Ils ne peuvent réaliser que le capital variable, la partie usée du capital constant et la partie consommée de la plus-value ; ce faisant ils recréent seulement les conditions nécessaires à la continuation de la reproduction à la même échelle.
Mais ni les ouvriers ni les capitalistes ne peuvent réaliser eux-mêmes la partie de la plus-value destinée à la capitalisation. La réalisation de la plus-value aux fins d’accumulation se révèle comme une tâche impossible dans une société composée exclusivement d’ouvriers et de capitalistes. »

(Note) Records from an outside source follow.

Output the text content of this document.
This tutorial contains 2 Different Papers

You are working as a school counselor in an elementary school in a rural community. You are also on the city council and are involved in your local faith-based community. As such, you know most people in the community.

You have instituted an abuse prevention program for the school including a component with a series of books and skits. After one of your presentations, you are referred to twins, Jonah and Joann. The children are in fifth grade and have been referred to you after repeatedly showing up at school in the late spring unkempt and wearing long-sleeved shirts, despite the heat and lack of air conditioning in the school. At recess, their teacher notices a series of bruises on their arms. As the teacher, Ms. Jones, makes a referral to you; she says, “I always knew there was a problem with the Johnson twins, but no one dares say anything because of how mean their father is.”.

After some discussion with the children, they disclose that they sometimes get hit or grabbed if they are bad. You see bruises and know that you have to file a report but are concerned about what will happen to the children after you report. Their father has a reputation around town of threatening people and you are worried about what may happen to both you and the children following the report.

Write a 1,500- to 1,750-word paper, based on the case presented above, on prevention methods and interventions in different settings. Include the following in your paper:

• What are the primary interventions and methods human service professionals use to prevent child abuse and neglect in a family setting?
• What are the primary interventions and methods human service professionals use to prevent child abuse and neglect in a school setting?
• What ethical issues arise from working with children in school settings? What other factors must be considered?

Voici comment elle pense le résoudre :
« Ce qui est certain, c’est que la plus-value ne peut être réalisée ni par les salariés, ni par les capitalistes, mais seulement par des couches sociales ou des sociétés à mode de production précapitaliste.
On peut imaginer ici deux possibilités différentes de réalisation : l’industrie capitaliste peut produire un excédent de moyens de consommation au-delà de ses propres besoins (ceux des ouvriers et des capitalistes), elle vendra cet excédent à des couches sociales ou à des pays non capitalistes (…). On peut également envisager le cas inverse. La production capitaliste peut fournir des moyens de production excédant ses propres besoins, et trouver des acheteurs dans des pays extra-capitalistes. »
Pour Rosa Luxembourg, ce sont les pays « non capitalistes » qui permettent l’accumulation :
« Par ailleurs il n’est pas évident que les moyens de production et de consommation nécessaires soient tous nécessairement d’origine capitaliste. Cette hypothèse, que Marx a mis à la base de son schéma de l’accumulation, ne correspond ni à la pratique journalière ni à l’histoire du capital ni au caractère spécifique de ce mode de production (…).
L’accroissement du capital variable est directement attribué et à la seule reproduction naturelle de la classe ouvrière, déjà dominée par le capital.
Cette explication est conforme au schéma de la reproduction élargie qui, selon l’hypothèse de Marx, n’admet que deux classes sociales, la classe capitaliste et la classe ouvrière, et considère le capitalisme comme le mode unique et absolu de production.
A partir de ces prémisses, la reproduction naturelle de la classe ouvrière est en effet la seule source de l’augmentation des forces de travail mobilisées par le capital. Cependant cette conception contredit les lois qui régissent les mouvements de l’accumulation (…).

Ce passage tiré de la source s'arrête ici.